Biswas E E
Department of Laboratory Sciences, Program in Biotechnology, Thomas Jefferson University, Philadelphia, PA 19107, USA.
Biochemistry. 2001 Jul 27;40(28):8181-7. doi: 10.1021/bi0106686.
Members of the ATP binding cassette (ABC) superfamily are transmembrane proteins that are found in a variety of tissues which transport substances across cell membranes in an energy-dependent manner. The retina-specific ABC protein (ABCR) has been linked through genetic studies to a number of inherited visual disorders, including Stargardt macular degeneration and age-related macular degeneration (ARMD). Like other ABC transporters, ABCR is characterized by two nucleotide binding domains and two transmembrane domains. We have cloned and expressed the 522-amino acid (aa) N-terminal cytoplasmic region (aa 854-1375) of ABCR containing nucleotide binding domain 1 (NBD1) with a purification tag at its amino terminus. The expressed recombinant protein was found to be soluble and was purified using single-step affinity chromatography. The purified protein migrated as a 66 kDa protein on SDS-PAGE. Analysis of the ATP binding and hydrolysis properties of the NBD1 polypeptide demonstrated significant differences between NBD1 and NBD2 [Biswas, E. E., and Biswas, S. B. (2000) Biochemistry 39, 15879-15886]. NBD1 was active as an ATPase, and nucleotide inhibition studies suggested that nucleotide binding was not specific for ATP and all four ribonucleotides can compete for binding. Further analysis demonstrated that NBD1 is a general nucleotidase capable of hydrolysis of ATP, CTP, GTP, and UTP. In contrast, NBD2 is specific for adenosine nucleotides (ATP and dATP). NBD1 bound ATP with a higher affinity than NBD2 (K(mNBD1) = 200 microm vs K(mNBD2) = 631 microm) but was less efficient as an ATPase (V(maxNBD1) = 28.9 nmol min(-)(1) mg(-)(1) vs V(maxNBD2) = 144 nmol min(-)(1) mg(-)(1)). The binding efficiencies for CTP and GTP were comparable to that observed for ATP (K(mCTP) = 155 microm vs K(mGTP) = 183 microm), while that observed for UTP was decreased 2-fold (K(mUTP) = 436 microm). Thus, the nucleotide binding preference of NBD1 is as follows: CTP > GTP > ATP >> UTP. These studies demonstrate that NBD1 of ABCR is a general nucleotidase, whereas NBD2 is a specific ATPase.

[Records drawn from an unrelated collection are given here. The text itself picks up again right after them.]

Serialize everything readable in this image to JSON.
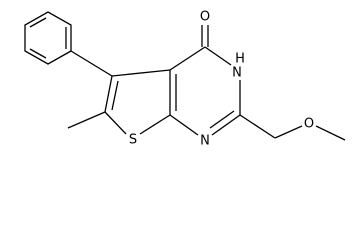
{
  "atoms": [
    {
      "label": "O"
    },
    {
      "label": "H"
    },
    {
      "label": "N"
    },
    {
      "label": "N"
    },
    {
      "label": "S"
    },
    {
      "label": "O"
    }
  ]
}
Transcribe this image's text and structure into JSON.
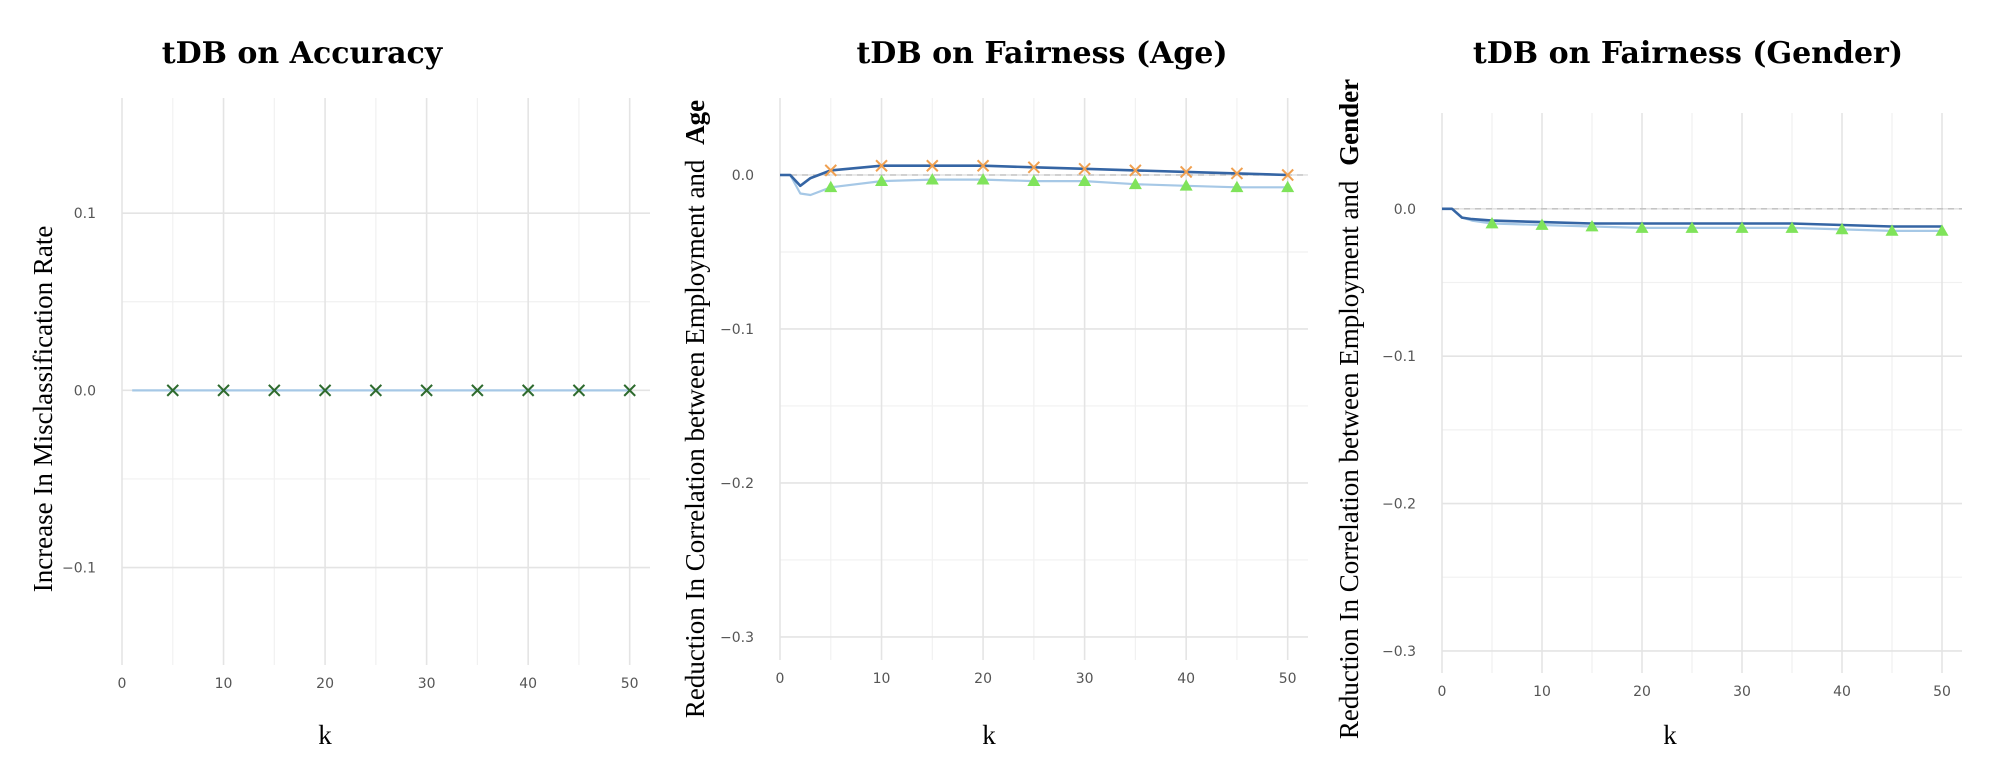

ATP结合盒(ABC)超家族的成员是跨膜蛋白,存在于多种组织中,以能量依赖的方式跨细胞膜转运物质。通过遗传学研究发现,视网膜特异性ABC蛋白(ABCR)与多种遗传性视觉疾病有关,包括Stargardt黄斑变性和年龄相关性黄斑变性(ARMD)。与其他ABC转运蛋白一样,ABCR的特征是具有两个核苷酸结合结构域和两个跨膜结构域。我们克隆并表达了ABCR含核苷酸结合结构域1(NBD1)的522个氨基酸(aa)的N端胞质区域(aa 854 - 1375),其氨基末端带有纯化标签。发现表达的重组蛋白是可溶的,并通过单步亲和层析进行纯化。纯化后的蛋白在SDS - PAGE上以66 kDa蛋白的形式迁移。对NBD1多肽的ATP结合和水解特性分析表明,NBD1和NBD2之间存在显著差异[Biswas,E. E.,和Biswas,S. B.(2000)Biochemistry 39,15879 - 15886]。NBD1作为一种ATP酶具有活性,核苷酸抑制研究表明,核苷酸结合对ATP不具有特异性,所有四种核糖核苷酸都能竞争结合。进一步分析表明,NBD1是一种能水解ATP、CTP、GTP和UTP的通用核苷酸酶。相比之下,NBD2对腺苷核苷酸(ATP和dATP)具有特异性。NBD1比NBD2以更高的亲和力结合ATP(K(mNBD1) = 200 μM vs K(mNBD2) = 631 μM),但作为ATP酶的效率较低(V(maxNBD1) = 28.9 nmol min⁻¹ mg⁻¹ vs V(maxNBD2) = 144 nmol min⁻¹ mg⁻¹)。CTP和GTP的结合效率与ATP相当(K(mCTP) = 155 μM vs K(mGTP) = 183 μM),而UTP的结合效率降低了2倍(K(mUTP) = 436 μM)。因此,NBD1的核苷酸结合偏好如下:CTP > GTP > ATP >> UTP。这些研究表明,ABCR的NBD1是一种通用核苷酸酶,而NBD2是一种特异性ATP酶。